Увы, русские журнальные редакторы да критики не избаловали поэта привечанием — своекорыстны, пасут именитых, жадно гложут, словно мозговую кость; и если на Руси вчерашней, нынешней и открывали поэтов-самородков, то лишь сами писатели, те же именитые, а уж потом критическая свора спохватится, бывало, и взвоет заздравную, хотя уж приспела пора петь за упокой. Верно сказал Валентин Распутин, хотя и о творчестве прекрасного сибирского писателя Алексея Васильевича Зверева, но это и к Михаилу Трофимову вполне подходит. (К слову сказать, Алексей Васильевич и Валентин Распутин — как и наш поэт, выходцы из сельского простонародья — любили трофимовские поэмы и стихи.) “Критика наша, надо признать, довольно неповоротлива, — сетовал Валентин Распутин. — Она, как в святцы, заглядывает в одни и те же имена, по которым и судит о состоянии всей литературы. Литература между тем и полнее, и глубже, и при всей несвежести сравнения ее с айсбергом оно, однако же, остается достаточно верным: то, что попадает в поле критического внимания, есть лишь малая часть действительной мощи нашей литературы. Там, в глубинах и на просторах России, многие писатели чутко и верно улавливают происходящие в обществе духовные и нравственные движения и говорят о них с болью и верой, говорят честно. И талантливо. И дело тут не в похвалах, которыми они обделены, а в том, чтобы высокую и чистую проповедь их книг знал и понимал наш так называемый большой читатель. И все-таки дело не в оценках, а в том, что делает писатель сам, как он работает, и, в конце концов, я считаю, что сделанное не останется втуне и все равно дойдет до читателя. Это гораздо лучше, если сравнить с судьбой тех писателей, которые делают мало и хуже, а славу имеют большую…”.

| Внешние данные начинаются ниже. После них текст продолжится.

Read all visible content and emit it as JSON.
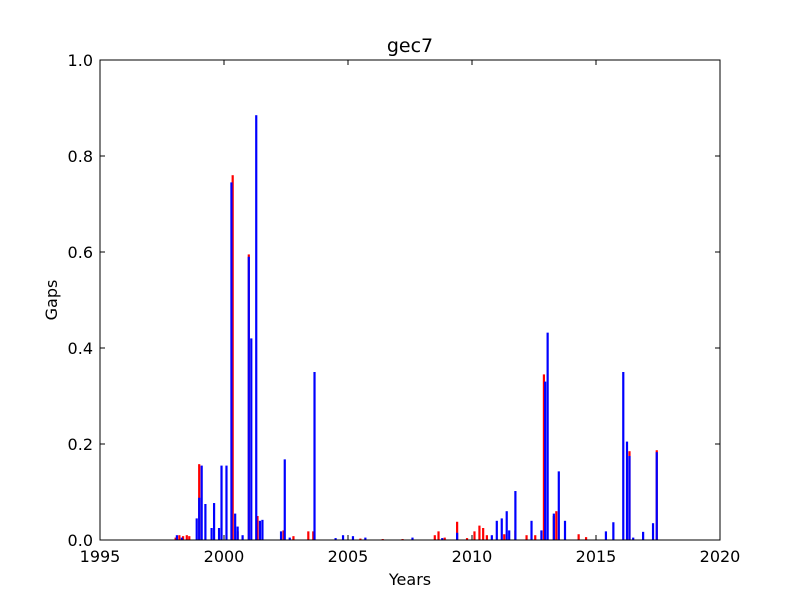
{
  "chart_data": {
    "type": "bar",
    "title": "gec7",
    "xlabel": "Years",
    "ylabel": "Gaps",
    "xlim": [
      1995,
      2020
    ],
    "ylim": [
      0,
      1.0
    ],
    "x_ticks": [
      "1995",
      "2000",
      "2005",
      "2010",
      "2015",
      "2020"
    ],
    "y_ticks": [
      "0.0",
      "0.2",
      "0.4",
      "0.6",
      "0.8",
      "1.0"
    ],
    "grid": false,
    "legend": "none",
    "colors": {
      "red": "#ff0000",
      "blue": "#0000ff"
    },
    "series": [
      {
        "color": "red",
        "x": [
          1998.05,
          1998.2,
          1998.35,
          1998.5,
          1998.6,
          1999.0,
          2000.35,
          2000.55,
          2001.0,
          2001.35,
          2002.4,
          2002.8,
          2003.4,
          2003.6,
          2005.5,
          2006.4,
          2007.2,
          2008.5,
          2008.65,
          2008.9,
          2009.4,
          2009.8,
          2010.1,
          2010.3,
          2010.45,
          2010.6,
          2011.3,
          2011.75,
          2012.2,
          2012.55,
          2012.9,
          2013.3,
          2013.4,
          2014.3,
          2014.6,
          2016.35,
          2017.45
        ],
        "values": [
          0.005,
          0.01,
          0.008,
          0.01,
          0.008,
          0.158,
          0.76,
          0.018,
          0.595,
          0.05,
          0.02,
          0.008,
          0.018,
          0.018,
          0.003,
          0.002,
          0.002,
          0.01,
          0.018,
          0.005,
          0.038,
          0.004,
          0.018,
          0.03,
          0.025,
          0.01,
          0.012,
          0.02,
          0.01,
          0.01,
          0.345,
          0.05,
          0.06,
          0.012,
          0.006,
          0.185,
          0.187
        ]
      },
      {
        "color": "blue",
        "x": [
          1998.1,
          1998.3,
          1998.9,
          1999.0,
          1999.1,
          1999.25,
          1999.5,
          1999.6,
          1999.8,
          1999.9,
          2000.1,
          2000.3,
          2000.45,
          2000.55,
          2000.75,
          2001.0,
          2001.1,
          2001.3,
          2001.45,
          2001.55,
          2002.3,
          2002.45,
          2002.65,
          2003.65,
          2004.5,
          2004.8,
          2005.2,
          2005.7,
          2007.6,
          2008.8,
          2009.4,
          2010.8,
          2011.0,
          2011.2,
          2011.4,
          2011.5,
          2011.75,
          2012.4,
          2012.8,
          2012.95,
          2013.05,
          2013.3,
          2013.5,
          2013.75,
          2015.4,
          2015.7,
          2016.1,
          2016.25,
          2016.35,
          2016.5,
          2016.9,
          2017.3,
          2017.45
        ],
        "values": [
          0.01,
          0.005,
          0.045,
          0.088,
          0.155,
          0.075,
          0.025,
          0.077,
          0.025,
          0.155,
          0.155,
          0.745,
          0.055,
          0.028,
          0.01,
          0.59,
          0.42,
          0.885,
          0.04,
          0.042,
          0.018,
          0.168,
          0.005,
          0.35,
          0.004,
          0.01,
          0.008,
          0.005,
          0.005,
          0.004,
          0.015,
          0.01,
          0.04,
          0.045,
          0.06,
          0.02,
          0.102,
          0.04,
          0.02,
          0.33,
          0.432,
          0.055,
          0.143,
          0.04,
          0.018,
          0.037,
          0.35,
          0.205,
          0.175,
          0.005,
          0.017,
          0.035,
          0.183
        ]
      }
    ]
  }
}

Попрекнув русскую критику, скажу, что на Михаила Трофимова все же набрел критик Валентин Курбатов, учуял испоконный дух трофимовской поэзии и отважился, не заглядывая в критические святцы, написать о том в предисловии к сборнику стихов поэта. Хотя и Валентин Курбатов приступал к трофимовской лирике с опаской и оглядкой: “Я не знаю, как читал бы стихи Трофимова, не встречаясь с ним. Вероятно, мелькнула бы тень смущения — не притворна ли его старомодная, крестьянски простая муза, можно ли жить народной речью и мыслью естественно даже и посреди нынешней, отведавшей городского телевидения деревни, не то что в самом Иркутске, с чеховских дней отмеченном интеллигентностью. Показалось бы, возможно, что поэт или достаточно стар, или сложился в пору Дрожжина или Прокофьева, или немного играет в милую сердцу недавнюю деревенскую песенно-частушечную культуру и тем в общем сберегает ее лад, чтобы этот лад не позабылся вовсе”.